I’ve actually got all of the guests lined up at the moment. More guests than you can shake a stick at, which I’ve found is not a great way to keep guests and actually should you want them to come on the show its much better to put the stick down and ask nicely. That doesn’t mean I don’t want great recs though. Go on, send over who I should do chats with and you can do that via the ParPolBro facebook, Twitter for now or partlypoliticalbroadcast@gmail.com.
END
And that’s it for another one of these here Partly Political Broadcast podcast things. Before this gets all back up in your grill again on the semaine prochain, why not recommend its existence to others who like sounds in their lugholes, donate to the ko-fi or patreon if you can afford to help support my weekly slog in making this happen and even if you can, give the show a nice 5 star review on Apple podcasts, spotify or other places podcasts lurk in the dark.
Thanks a bunch of bananas to Acast, my bro The Last Skeptik and Kat Day.

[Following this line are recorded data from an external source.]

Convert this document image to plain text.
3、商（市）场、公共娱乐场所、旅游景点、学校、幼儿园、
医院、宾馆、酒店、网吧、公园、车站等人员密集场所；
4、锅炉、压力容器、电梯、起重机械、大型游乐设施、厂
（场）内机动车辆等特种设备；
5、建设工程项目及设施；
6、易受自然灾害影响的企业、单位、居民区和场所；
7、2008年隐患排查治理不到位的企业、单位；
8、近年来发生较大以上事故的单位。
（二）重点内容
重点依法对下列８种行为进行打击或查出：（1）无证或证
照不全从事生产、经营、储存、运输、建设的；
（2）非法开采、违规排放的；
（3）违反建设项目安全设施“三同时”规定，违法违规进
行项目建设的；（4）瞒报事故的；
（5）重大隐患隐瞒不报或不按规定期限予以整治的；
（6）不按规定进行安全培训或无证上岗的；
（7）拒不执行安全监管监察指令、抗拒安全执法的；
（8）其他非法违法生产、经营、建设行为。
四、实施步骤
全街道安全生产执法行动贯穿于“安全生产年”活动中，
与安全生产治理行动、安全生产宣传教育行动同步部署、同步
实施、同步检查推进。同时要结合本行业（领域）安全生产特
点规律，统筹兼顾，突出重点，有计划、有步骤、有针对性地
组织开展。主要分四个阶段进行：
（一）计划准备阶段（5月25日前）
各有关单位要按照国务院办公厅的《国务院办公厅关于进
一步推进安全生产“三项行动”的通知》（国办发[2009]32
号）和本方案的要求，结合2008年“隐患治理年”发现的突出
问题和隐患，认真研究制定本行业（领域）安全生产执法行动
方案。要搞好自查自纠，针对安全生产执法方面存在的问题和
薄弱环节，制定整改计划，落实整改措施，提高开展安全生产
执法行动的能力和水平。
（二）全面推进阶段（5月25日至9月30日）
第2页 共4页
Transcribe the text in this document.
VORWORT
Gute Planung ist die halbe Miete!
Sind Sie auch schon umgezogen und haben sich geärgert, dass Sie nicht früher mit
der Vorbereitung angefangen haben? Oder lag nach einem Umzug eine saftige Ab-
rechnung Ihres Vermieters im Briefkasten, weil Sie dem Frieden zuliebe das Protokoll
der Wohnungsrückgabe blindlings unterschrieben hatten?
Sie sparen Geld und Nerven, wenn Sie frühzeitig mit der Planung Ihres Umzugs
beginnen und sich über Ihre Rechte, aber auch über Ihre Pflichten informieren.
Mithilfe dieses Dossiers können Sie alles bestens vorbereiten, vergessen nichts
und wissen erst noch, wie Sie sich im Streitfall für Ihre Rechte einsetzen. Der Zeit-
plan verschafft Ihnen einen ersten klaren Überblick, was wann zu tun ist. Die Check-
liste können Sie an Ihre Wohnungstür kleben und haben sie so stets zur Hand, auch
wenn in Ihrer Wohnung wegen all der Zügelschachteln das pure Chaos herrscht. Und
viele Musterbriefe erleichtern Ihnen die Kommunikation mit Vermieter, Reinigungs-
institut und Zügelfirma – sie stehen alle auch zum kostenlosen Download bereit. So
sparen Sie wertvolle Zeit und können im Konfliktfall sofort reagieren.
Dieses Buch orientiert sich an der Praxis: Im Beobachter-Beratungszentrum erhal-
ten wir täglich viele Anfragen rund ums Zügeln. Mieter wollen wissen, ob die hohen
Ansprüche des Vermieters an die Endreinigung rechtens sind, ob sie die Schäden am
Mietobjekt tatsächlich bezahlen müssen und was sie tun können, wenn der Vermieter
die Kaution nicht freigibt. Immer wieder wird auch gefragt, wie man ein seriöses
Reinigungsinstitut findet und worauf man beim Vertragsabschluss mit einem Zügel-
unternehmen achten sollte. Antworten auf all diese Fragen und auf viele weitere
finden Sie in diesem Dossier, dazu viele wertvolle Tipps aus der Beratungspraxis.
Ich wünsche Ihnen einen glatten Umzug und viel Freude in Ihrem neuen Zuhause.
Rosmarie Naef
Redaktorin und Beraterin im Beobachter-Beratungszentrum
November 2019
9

This will be back next week when Rishi Sunak admits all the cabinet take his lunch money and he’s too scared to do anything about it or they said they’ll lock him in the cupboard until he wees himself.
BYEEEEEEEEEEEEEEE
This week’s show was sponsored by Blame France. Got things wrong in your home that you can’t be bothered to fix? Is that leaky roof an effort to just think about? Try Blame France, a new initiative from the British government where for £63m you can avoid doing anything about it at all. France will promise to look at pictures of roofs and maybe even fly a drone over yours before taking no other action and then when you’re asked why there’s still a bucket of rainwater in the living room you can proudly say ‘urgh bloody France.’ Blame France, for when you could fix a problem but absolutely don’t want to.